The effect of this on the election in Scotland will be interesting to watch. My guess is that the SNP will suffer more from the LibDem uplift than will Labour and the Tories. If that happens, we in Scotland — whatever our political allegiences — should think carefully about the longer term consequences of what has been allowed to happen over the past three weeks or so.

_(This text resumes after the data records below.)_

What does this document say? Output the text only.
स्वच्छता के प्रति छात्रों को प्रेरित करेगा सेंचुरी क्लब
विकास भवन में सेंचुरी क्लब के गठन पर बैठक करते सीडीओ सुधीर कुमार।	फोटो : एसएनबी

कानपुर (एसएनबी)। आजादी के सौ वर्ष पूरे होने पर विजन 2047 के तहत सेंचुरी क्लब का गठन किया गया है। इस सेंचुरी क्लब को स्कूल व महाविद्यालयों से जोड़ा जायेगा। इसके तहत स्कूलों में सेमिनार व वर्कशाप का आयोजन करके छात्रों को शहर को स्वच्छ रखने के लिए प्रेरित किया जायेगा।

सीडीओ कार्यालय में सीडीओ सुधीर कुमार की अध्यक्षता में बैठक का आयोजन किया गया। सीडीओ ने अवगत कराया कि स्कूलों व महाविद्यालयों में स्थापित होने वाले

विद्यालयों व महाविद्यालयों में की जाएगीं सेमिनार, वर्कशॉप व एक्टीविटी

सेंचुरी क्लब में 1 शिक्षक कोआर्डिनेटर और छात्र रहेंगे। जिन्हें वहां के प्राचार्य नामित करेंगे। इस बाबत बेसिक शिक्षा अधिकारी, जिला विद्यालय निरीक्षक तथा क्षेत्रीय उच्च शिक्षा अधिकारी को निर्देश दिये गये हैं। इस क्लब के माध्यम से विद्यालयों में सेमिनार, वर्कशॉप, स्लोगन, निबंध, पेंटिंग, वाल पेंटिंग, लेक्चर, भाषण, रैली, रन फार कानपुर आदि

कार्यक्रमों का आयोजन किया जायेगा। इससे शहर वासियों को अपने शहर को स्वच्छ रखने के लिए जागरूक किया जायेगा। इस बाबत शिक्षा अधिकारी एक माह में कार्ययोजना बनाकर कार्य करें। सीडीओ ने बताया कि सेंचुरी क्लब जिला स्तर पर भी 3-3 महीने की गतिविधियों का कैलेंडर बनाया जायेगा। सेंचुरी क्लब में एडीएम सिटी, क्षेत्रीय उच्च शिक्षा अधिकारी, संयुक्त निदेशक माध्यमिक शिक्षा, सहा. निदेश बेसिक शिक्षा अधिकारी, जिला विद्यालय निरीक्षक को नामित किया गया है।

As a (wait for it) Labour-supporting libertarian-nationalist-internationalist (my support for an independent Scotland has as much to do with breaking away from the Little-Englander view of Europe as it has to do with a desire to see Scotland run all of its own affairs — and my libertarian bent makes it currently extremely difficult for me to support the re-election of the most illiberal Government I have seen in my lifetime) I don’t think there’s any need to get too hot under the collar about it all. Not because I don’t think it matters — I do, obviously; I’m quite relaxed because I believe that, in the long term, the sort of indifferent contempt shown by the UK metropolitan establishment for the political processes and culture of my country will lead inevitably to wider and wider gaps opening up between Scotland and England.
The complete irrelevance of Scotland’s political realities to those who have been held in thrall to the three TV debates gives me a warm feeling, because I know where it means we are headed.